Some pleasant images come to mind when thinking of the holidays. There’s time with loved ones, delicious food, and much needed time off work. If your family is as crazy as any other, then alcohol is probably part of a successful holiday gathering as well.

Unfortunately, that’s exactly what makes the roads so dangerous over the holidays. There is a lot of alcohol mixed with a lot of driving — a big no-no, as you know. According to the National Highway Traffic Safety Administration, almost half of all traffic fatalities involve alcohol. The sheer number of people drinking and driving on the roads during the holidays makes these times the most dangerous driving times of the year. Let’s take a look at what holidays are especially dangerous, and what you can do to stay safe.

#1 Most Dangerous: Thanksgiving

If you had to guess what the most dangerous holiday for driving would be, you would probably think New Years since it is the one most associated with drinking. But you’d be wrong. It’s actually Thanksgiving.

Recall the nights before Thanksgiving. Remember all of those reunions you and your friends would have back in your hometown? Well, those still happen, and they are still responsible for many traffic accidents and fatalities.

In 2012, there were 300 alcohol-related traffic deaths over Thanksgiving weekend, dubbing it the most deadly weekend of the year. Further, 60% of people in those accidents did not wear a seatbelt.

New Year’s Holiday

Coming in at the second most dangerous holiday is New Year’s. This shouldn’t come as much of a surprise considering all of the parties that happen, which led to 70 fatalities in alcohol-related traffic accidents during New Year’s day.

Other Dangerous Holidays?

The danger isn’t only limited to the winter holidays. The summer months have their holidays as well: Memorial Day, the 4th of July, and Labor Day. Summer brings out big backyard parties and BBQs, which of course include alcohol. These holidays have spikes in alcohol-related traffic deaths, too.

A holiday you may not have pegged as particularly dangerous is Halloween.
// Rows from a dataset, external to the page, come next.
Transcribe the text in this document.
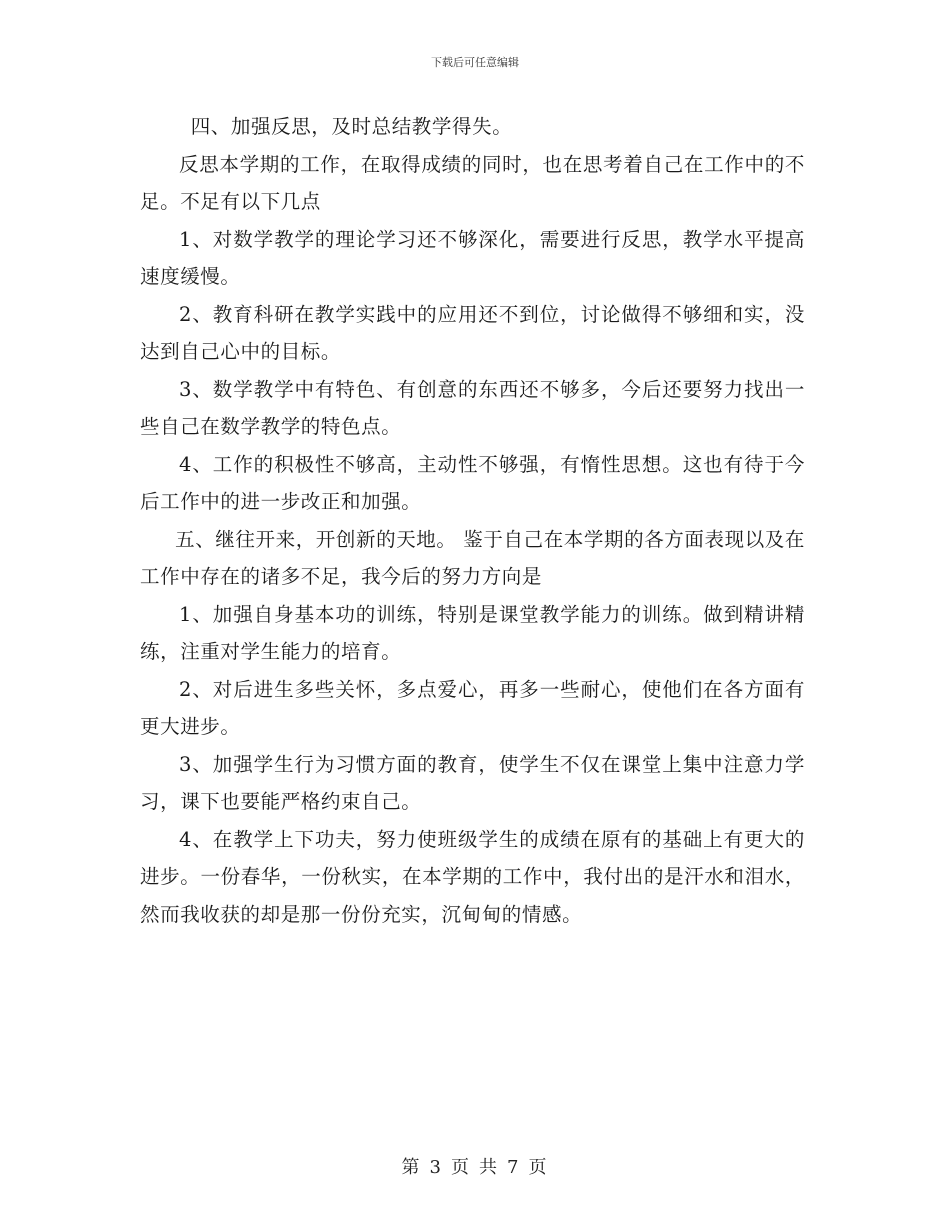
下载后可任意编辑

四、加强反思，及时总结教学得失。

反思本学期的工作，在取得成绩的同时，也在思考着自己在工作中的不足。不足有以下几点

1、对数学教学的理论学习还不够深化，需要进行反思，教学水平提高速度缓慢。

2、教育科研在教学实践中的应用还不到位，讨论做得不够细和实，没达到自己心中的目标。

3、数学教学中有特色、有创意的东西还不够多，今后还要努力找出一些自己在数学教学的特色点。

4、工作的积极性不够高，主动性不够强，有惰性思想。这也有待于今后工作中的进一步改正和加强。

五、继往开来，开创新的天地。 鉴于自己在本学期的各方面表现以及在工作中存在的诸多不足，我今后的努力方向是

1、加强自身基本功的训练，特别是课堂教学能力的训练。做到精讲精练，注重对学生能力的培育。

2、对后进生多些关怀，多点爱心，再多一些耐心，使他们在各方面有更大进步。

3、加强学生行为习惯方面的教育，使学生不仅在课堂上集中注意力学习，课下也要能严格约束自己。

4、在教学上下功夫，努力使班级学生的成绩在原有的基础上有更大的进步。一份春华，一份秋实，在本学期的工作中，我付出的是汗水和泪水，然而我收获的却是那一份份充实，沉甸甸的情感。

第 3 页 共 7 页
Often thought of as a holiday meant mostly for kids, there are still many costume parties for adults, which usually involve alcohol.

How to Lower Risk of Danger

  • Choose a designated driver. If this isn’t possible, call a cab or ride the bus.
  • Plan an overnight stay. It’s a great idea to give your host the keys so you don’t have access to your vehicle.
  • When driving, make sure you and all of your passengers are buckled in.
  • Call in anybody driving recklessly. Dial 911 and tell them your location and license plate number of the driver of the other vehicle.
  • If you don’t want to drink, make sure non-alcoholic drinks are present at parties.
  • If someone you know has a substance abuse history, avoid places that could halt recovery.
  • Use your defensive driving skills, especially during the holiday nights. The key to defensive driving is being aware of both your own driving and the driving of others on the road.
  • Look into community programs designed to give free rides for people who may be too intoxicated to drive.

If you want to have a safe and fun holiday, make sure you practice the advice given above. Keep in mind that there are many people out there who may be driving intoxicated, and try to avoid any situations that may put you in their way.